Utah’s new Jordan River Commission

A big congrats to our colleague Laura Hanson, the new Executive Director of the brand new Jordan River Commission. Created in June of 2010, the Jordan River Commission is looking for ways to improve the conditions surrounding the river, and to make the Jordan River an asset for all the communities lining the corridor.  Laura has several years’ experience with all kinds of planning projects, and brings a diverse skill set to the table. We wish her all the best!

Salt Lake Tribune Article

New director looks to improve Jordan River

By Jason Bergreen

The Salt Lake Tribune

Laura Hanson is excited to be the new executive director of a commission formed last year to preserve and protect the Jordan River.

“The Jordan River Commission is officially open for business, and we’re excited to move forward,” commission Chairman Corey Rushton said last week.

Hanson knows she has her work cut out for her.

She and the commission plan to start coordinating with a slew of municipalities, government agencies and community partners to explore the best ways to govern, protect and develop areas along the river.

“I’m just trying to get my arms around it all at this point,” said Hanson, who became the Jordan River Commission’s director on March 15.

Officials from 11 entities have signed on to the Interlocal Commission: Davis, Salt Lake and Utah counties; North Salt Lake; South Salt Lake; West Valley City; Taylorsville; Cottonwood Heights; Sandy; Draper; and the Jordan Valley Water Conservancy District.

The commission grew out of Envision Utah’s blueprint for the Jordan River. That blueprint includes plans for a nature preserve stretching more than 20 miles and encompassing open space and natural parks; a continuous trail from Utah Lake to the Great Salt Lake to be used by pedestrians, cyclists and equestrians; lake-to-lake boating; river habitat preservation and restoration; and public transportation, including new TRAX stops, among other options. A more healthy ecosystem, in general, is the goal.

Rushton said the Jordan River has been abused since the pioneers got to Utah.

“We need to clean it up and make it a natural resource,” he said.

The first step is for the commission to begin prioritizing projects and determine what agencies will participate and where money will come from to help pay for them. Hanson will then implement the projects.

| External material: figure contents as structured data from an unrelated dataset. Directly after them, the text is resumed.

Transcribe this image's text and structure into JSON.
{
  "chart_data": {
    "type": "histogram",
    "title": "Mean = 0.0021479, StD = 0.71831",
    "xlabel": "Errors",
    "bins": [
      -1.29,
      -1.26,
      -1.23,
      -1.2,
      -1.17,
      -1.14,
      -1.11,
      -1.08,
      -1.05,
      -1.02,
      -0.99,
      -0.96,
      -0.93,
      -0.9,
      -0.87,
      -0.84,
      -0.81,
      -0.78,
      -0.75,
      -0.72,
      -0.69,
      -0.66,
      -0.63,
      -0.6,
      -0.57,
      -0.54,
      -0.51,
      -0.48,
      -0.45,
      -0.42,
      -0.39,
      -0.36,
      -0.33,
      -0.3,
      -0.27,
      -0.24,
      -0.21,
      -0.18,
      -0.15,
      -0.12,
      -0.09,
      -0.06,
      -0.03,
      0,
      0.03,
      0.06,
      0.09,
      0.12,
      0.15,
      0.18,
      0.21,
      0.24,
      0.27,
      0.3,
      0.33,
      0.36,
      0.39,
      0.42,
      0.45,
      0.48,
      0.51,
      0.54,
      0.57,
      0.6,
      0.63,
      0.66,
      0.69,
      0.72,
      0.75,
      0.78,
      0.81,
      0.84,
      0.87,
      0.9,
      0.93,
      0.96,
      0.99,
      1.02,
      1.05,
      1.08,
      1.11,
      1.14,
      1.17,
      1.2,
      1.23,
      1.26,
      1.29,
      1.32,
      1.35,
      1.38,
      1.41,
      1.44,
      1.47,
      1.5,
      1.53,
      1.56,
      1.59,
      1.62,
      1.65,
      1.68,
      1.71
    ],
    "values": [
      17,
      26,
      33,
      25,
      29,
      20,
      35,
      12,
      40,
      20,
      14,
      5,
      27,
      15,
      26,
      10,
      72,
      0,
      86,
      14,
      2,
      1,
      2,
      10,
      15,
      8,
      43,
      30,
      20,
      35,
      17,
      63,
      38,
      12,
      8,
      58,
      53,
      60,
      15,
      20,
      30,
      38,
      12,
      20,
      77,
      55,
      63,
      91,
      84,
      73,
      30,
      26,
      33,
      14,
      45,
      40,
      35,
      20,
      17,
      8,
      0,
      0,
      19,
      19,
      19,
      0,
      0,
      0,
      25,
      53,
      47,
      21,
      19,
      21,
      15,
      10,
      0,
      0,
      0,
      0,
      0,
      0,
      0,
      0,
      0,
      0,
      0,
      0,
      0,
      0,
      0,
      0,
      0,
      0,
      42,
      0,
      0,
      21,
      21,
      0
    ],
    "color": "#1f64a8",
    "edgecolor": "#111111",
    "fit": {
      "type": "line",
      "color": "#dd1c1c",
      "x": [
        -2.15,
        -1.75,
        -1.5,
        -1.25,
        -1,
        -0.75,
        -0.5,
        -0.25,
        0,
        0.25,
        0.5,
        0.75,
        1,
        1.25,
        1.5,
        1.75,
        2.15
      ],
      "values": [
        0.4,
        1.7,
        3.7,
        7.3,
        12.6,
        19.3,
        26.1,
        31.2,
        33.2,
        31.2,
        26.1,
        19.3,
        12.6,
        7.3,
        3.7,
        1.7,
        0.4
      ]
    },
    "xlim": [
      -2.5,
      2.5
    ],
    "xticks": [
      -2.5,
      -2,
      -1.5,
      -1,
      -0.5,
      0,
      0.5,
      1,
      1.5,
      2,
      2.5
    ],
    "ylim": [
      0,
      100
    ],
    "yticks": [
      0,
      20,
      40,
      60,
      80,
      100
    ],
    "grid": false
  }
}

Hanson is recognized by the American Institute of Certified Planners as a professional planner with 10 years of community and environmental planning experience. She has managed numerous long-term planning projects in Utah, Idaho and Nevada. One of her strengths is her ability to manage and facilitate diverse groups, Rushton said.

Hanson has bachelor’s degrees in urban planning and environmental studies, as well as a master’s in urban planning, from the University of Utah.

Rushton described Hanson as a politically savvy person with great organizational and planning skills who is adept at forging partnerships.

“She’s a very crucial piece of this commission,” he said. “She just seems to have a [way] of bringing all things together.”

Commission member and South Salt Lake City Councilman Irvin Jones described Hanson as a jack of all trades who has a broad background in planning.

“She seems to have a lot of accomplishments in such a short time,” he said.

Jones said he anticipates getting the trail finished from Utah Lake to the Great Salt Lake. He sees the Jordan River used for multiple purposes by everybody.

“It will be a good balance between the tree-hugger and the mom and families that just want to go for a hike,” he said.

Since its inception in June 2010, the Jordan River Commission has been filling vacant seats on the board, soliciting financial contributions and “trying to set up the business end of all this,” Hanson said.

The board is still seeking community partners to join the commission as ex officio members. An application process is under way, and about 10 people and entities have shown interest in the past few weeks. The commission will meet April 7 at the Utah Cultural Celebration Center, 1355 W. 3100 South, West Valley City, to discuss applicants, among other things.

Hanson has begun meeting with board members and plans to sit down with all of them to hash out the commissions top priorities.

“I want to build trust and show good intent [to the public] with this commission,” she said.